Jahn: Was die Infrastruktur angeht, müssen wir auf jeden Fall noch viel tun. Wir brauchen zum Beispiel ein Leitsystem in der Stadt, Plakatieren alleine reicht nicht. Aber das sind kleine Schritte. Im Grund müsste eine große Lösung her, also eine neue Eingangssituation geschaffen werden, die die Menschen ins Haus holt und nicht eine Hinterhofsituation, wie wir sie jetzt haben. Das ist einfach wahnsinnig mühsam. Ich denke, in Zusammenarbeit mit dem Saarlandmuseum werden wir einen größeren Weg einschlagen müssen, indem wir sagen, wir entwickeln neue Formate. Etwa einen Abend, an dem alle gemeinsam eröffnen, an dem die Innenstadt Saarbrückens zur Kunstmeile wird. Nicht im Sinne einer Museumsnacht, wo es um die Party geht. Wir wollen dann wirklich Kunstpublikum ansprechen mit sehr vielen Angeboten, die Kunst soll aber im Vordergrund stehen. Das Saarlandmuseum kämpft gerade mit seinem Bauzaun, viele wissen nicht, dass dahinter ganz wunderbare Dinge zu sehen sind, und wir verschwinden mit der Stadtgalerie ein bisschen hinter den Fassaden im Innenhof. Im Grund haben wir ein ähnliches Problem und wollen es auch gerne gemeinsam lösen.

Nachdem Sie die Stadt seit fast zwei Jahren kennen, wie würden Sie Saarbrücken beschreiben? Allgemein und im Bezug auf Kunst.
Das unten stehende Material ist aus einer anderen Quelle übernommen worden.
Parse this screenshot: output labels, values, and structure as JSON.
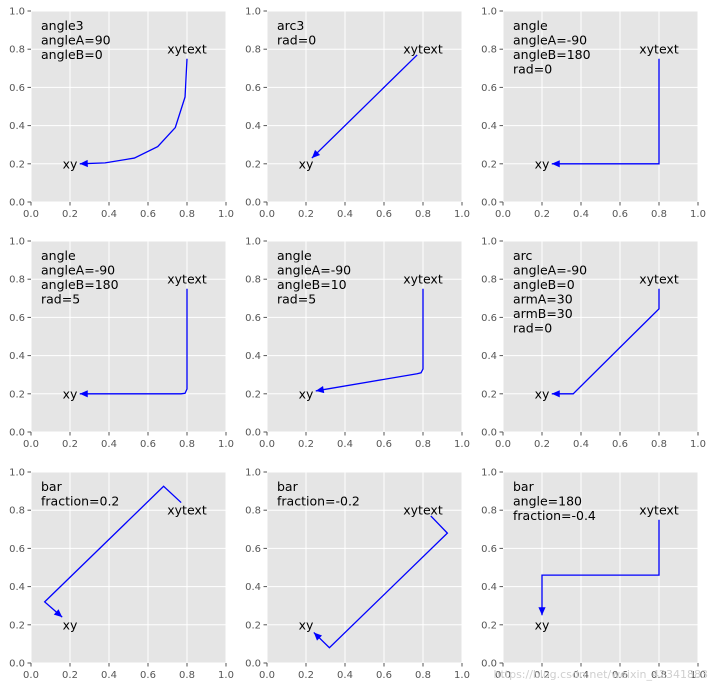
{
  "watermark": "https://blog.csdn.net/weixin_42341883",
  "colors": {
    "axes_background": "#e5e5e5",
    "grid": "#ffffff",
    "connector": "#0000ff",
    "tick_label": "#555555"
  },
  "chart_data": [
    {
      "type": "annotation",
      "panel_lines": [
        "angle3",
        "angleA=90",
        "angleB=0"
      ],
      "xy_label": "xy",
      "xytext_label": "xytext",
      "xy": [
        0.2,
        0.2
      ],
      "xytext": [
        0.8,
        0.8
      ],
      "xlim": [
        0,
        1
      ],
      "ylim": [
        0,
        1
      ],
      "grid": true,
      "xticks": [
        "0.0",
        "0.2",
        "0.4",
        "0.6",
        "0.8",
        "1.0"
      ],
      "yticks": [
        "0.0",
        "0.2",
        "0.4",
        "0.6",
        "0.8",
        "1.0"
      ],
      "path_points": [
        [
          0.8,
          0.75
        ],
        [
          0.79,
          0.55
        ],
        [
          0.74,
          0.39
        ],
        [
          0.65,
          0.29
        ],
        [
          0.53,
          0.23
        ],
        [
          0.38,
          0.205
        ],
        [
          0.25,
          0.2
        ]
      ],
      "path_kind": "curve"
    },
    {
      "type": "annotation",
      "panel_lines": [
        "arc3",
        "rad=0"
      ],
      "xy_label": "xy",
      "xytext_label": "xytext",
      "xy": [
        0.2,
        0.2
      ],
      "xytext": [
        0.8,
        0.8
      ],
      "xlim": [
        0,
        1
      ],
      "ylim": [
        0,
        1
      ],
      "grid": true,
      "xticks": [
        "0.0",
        "0.2",
        "0.4",
        "0.6",
        "0.8",
        "1.0"
      ],
      "yticks": [
        "0.0",
        "0.2",
        "0.4",
        "0.6",
        "0.8",
        "1.0"
      ],
      "path_points": [
        [
          0.77,
          0.77
        ],
        [
          0.23,
          0.23
        ]
      ],
      "path_kind": "line"
    },
    {
      "type": "annotation",
      "panel_lines": [
        "angle",
        "angleA=-90",
        "angleB=180",
        "rad=0"
      ],
      "xy_label": "xy",
      "xytext_label": "xytext",
      "xy": [
        0.2,
        0.2
      ],
      "xytext": [
        0.8,
        0.8
      ],
      "xlim": [
        0,
        1
      ],
      "ylim": [
        0,
        1
      ],
      "grid": true,
      "xticks": [
        "0.0",
        "0.2",
        "0.4",
        "0.6",
        "0.8",
        "1.0"
      ],
      "yticks": [
        "0.0",
        "0.2",
        "0.4",
        "0.6",
        "0.8",
        "1.0"
      ],
      "path_points": [
        [
          0.8,
          0.75
        ],
        [
          0.8,
          0.2
        ],
        [
          0.25,
          0.2
        ]
      ],
      "path_kind": "line"
    },
    {
      "type": "annotation",
      "panel_lines": [
        "angle",
        "angleA=-90",
        "angleB=180",
        "rad=5"
      ],
      "xy_label": "xy",
      "xytext_label": "xytext",
      "xy": [
        0.2,
        0.2
      ],
      "xytext": [
        0.8,
        0.8
      ],
      "xlim": [
        0,
        1
      ],
      "ylim": [
        0,
        1
      ],
      "grid": true,
      "xticks": [
        "0.0",
        "0.2",
        "0.4",
        "0.6",
        "0.8",
        "1.0"
      ],
      "yticks": [
        "0.0",
        "0.2",
        "0.4",
        "0.6",
        "0.8",
        "1.0"
      ],
      "path_points": [
        [
          0.8,
          0.75
        ],
        [
          0.8,
          0.225
        ],
        [
          0.79,
          0.203
        ],
        [
          0.77,
          0.2
        ],
        [
          0.25,
          0.2
        ]
      ],
      "path_kind": "line"
    },
    {
      "type": "annotation",
      "panel_lines": [
        "angle",
        "angleA=-90",
        "angleB=10",
        "rad=5"
      ],
      "xy_label": "xy",
      "xytext_label": "xytext",
      "xy": [
        0.2,
        0.2
      ],
      "xytext": [
        0.8,
        0.8
      ],
      "xlim": [
        0,
        1
      ],
      "ylim": [
        0,
        1
      ],
      "grid": true,
      "xticks": [
        "0.0",
        "0.2",
        "0.4",
        "0.6",
        "0.8",
        "1.0"
      ],
      "yticks": [
        "0.0",
        "0.2",
        "0.4",
        "0.6",
        "0.8",
        "1.0"
      ],
      "path_points": [
        [
          0.8,
          0.75
        ],
        [
          0.8,
          0.33
        ],
        [
          0.79,
          0.31
        ],
        [
          0.77,
          0.305
        ],
        [
          0.25,
          0.215
        ]
      ],
      "path_kind": "line"
    },
    {
      "type": "annotation",
      "panel_lines": [
        "arc",
        "angleA=-90",
        "angleB=0",
        "armA=30",
        "armB=30",
        "rad=0"
      ],
      "xy_label": "xy",
      "xytext_label": "xytext",
      "xy": [
        0.2,
        0.2
      ],
      "xytext": [
        0.8,
        0.8
      ],
      "xlim": [
        0,
        1
      ],
      "ylim": [
        0,
        1
      ],
      "grid": true,
      "xticks": [
        "0.0",
        "0.2",
        "0.4",
        "0.6",
        "0.8",
        "1.0"
      ],
      "yticks": [
        "0.0",
        "0.2",
        "0.4",
        "0.6",
        "0.8",
        "1.0"
      ],
      "path_points": [
        [
          0.8,
          0.75
        ],
        [
          0.8,
          0.645
        ],
        [
          0.36,
          0.2
        ],
        [
          0.25,
          0.2
        ]
      ],
      "path_kind": "line"
    },
    {
      "type": "annotation",
      "panel_lines": [
        "bar",
        "fraction=0.2"
      ],
      "xy_label": "xy",
      "xytext_label": "xytext",
      "xy": [
        0.2,
        0.2
      ],
      "xytext": [
        0.8,
        0.8
      ],
      "xlim": [
        0,
        1
      ],
      "ylim": [
        0,
        1
      ],
      "grid": true,
      "xticks": [
        "0.0",
        "0.2",
        "0.4",
        "0.6",
        "0.8",
        "1.0"
      ],
      "yticks": [
        "0.0",
        "0.2",
        "0.4",
        "0.6",
        "0.8",
        "1.0"
      ],
      "path_points": [
        [
          0.77,
          0.84
        ],
        [
          0.68,
          0.925
        ],
        [
          0.07,
          0.32
        ],
        [
          0.16,
          0.24
        ]
      ],
      "path_kind": "line"
    },
    {
      "type": "annotation",
      "panel_lines": [
        "bar",
        "fraction=-0.2"
      ],
      "xy_label": "xy",
      "xytext_label": "xytext",
      "xy": [
        0.2,
        0.2
      ],
      "xytext": [
        0.8,
        0.8
      ],
      "xlim": [
        0,
        1
      ],
      "ylim": [
        0,
        1
      ],
      "grid": true,
      "xticks": [
        "0.0",
        "0.2",
        "0.4",
        "0.6",
        "0.8",
        "1.0"
      ],
      "yticks": [
        "0.0",
        "0.2",
        "0.4",
        "0.6",
        "0.8",
        "1.0"
      ],
      "path_points": [
        [
          0.84,
          0.77
        ],
        [
          0.925,
          0.68
        ],
        [
          0.32,
          0.08
        ],
        [
          0.24,
          0.16
        ]
      ],
      "path_kind": "line"
    },
    {
      "type": "annotation",
      "panel_lines": [
        "bar",
        "angle=180",
        "fraction=-0.4"
      ],
      "xy_label": "xy",
      "xytext_label": "xytext",
      "xy": [
        0.2,
        0.2
      ],
      "xytext": [
        0.8,
        0.8
      ],
      "xlim": [
        0,
        1
      ],
      "ylim": [
        0,
        1
      ],
      "grid": true,
      "xticks": [
        "0.0",
        "0.2",
        "0.4",
        "0.6",
        "0.8",
        "1.0"
      ],
      "yticks": [
        "0.0",
        "0.2",
        "0.4",
        "0.6",
        "0.8",
        "1.0"
      ],
      "path_points": [
        [
          0.8,
          0.75
        ],
        [
          0.8,
          0.46
        ],
        [
          0.2,
          0.46
        ],
        [
          0.2,
          0.25
        ]
      ],
      "path_kind": "line"
    }
  ]
}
Jahn: Saarbrücken hat mich aufs Schönste willkommen geheißen. Ich mag die Menschen hier. Es herrscht eine sehr offene Atmosphäre. Ich habe nicht das Gefühl, dass wir hier gegeneinander arbeiten. Es gibt keinen Konkurrenzkampf. Manche Dinge gehen vielleicht ein bisschen langsamer als anderswo. Im Grund habe ich eine sehr schöne Arbeits- und Lebenssituation. Es ist aber wichtig, sich nicht allzu wohl zu fühlen und sich gegenseitig auf die Schulter zu klopfen und zu sagen: "Ach, wie schön haben wir es hier." Ich will mehr. Ich wünsche mir auf jeden Fall, dass die Stadtgalerie überregional wieder zur Kenntnis genommen wird, dass man auch sieht, was Saarbrücken als Stadt zu bieten hat. Das wird von außen leider immer noch unterschätzt.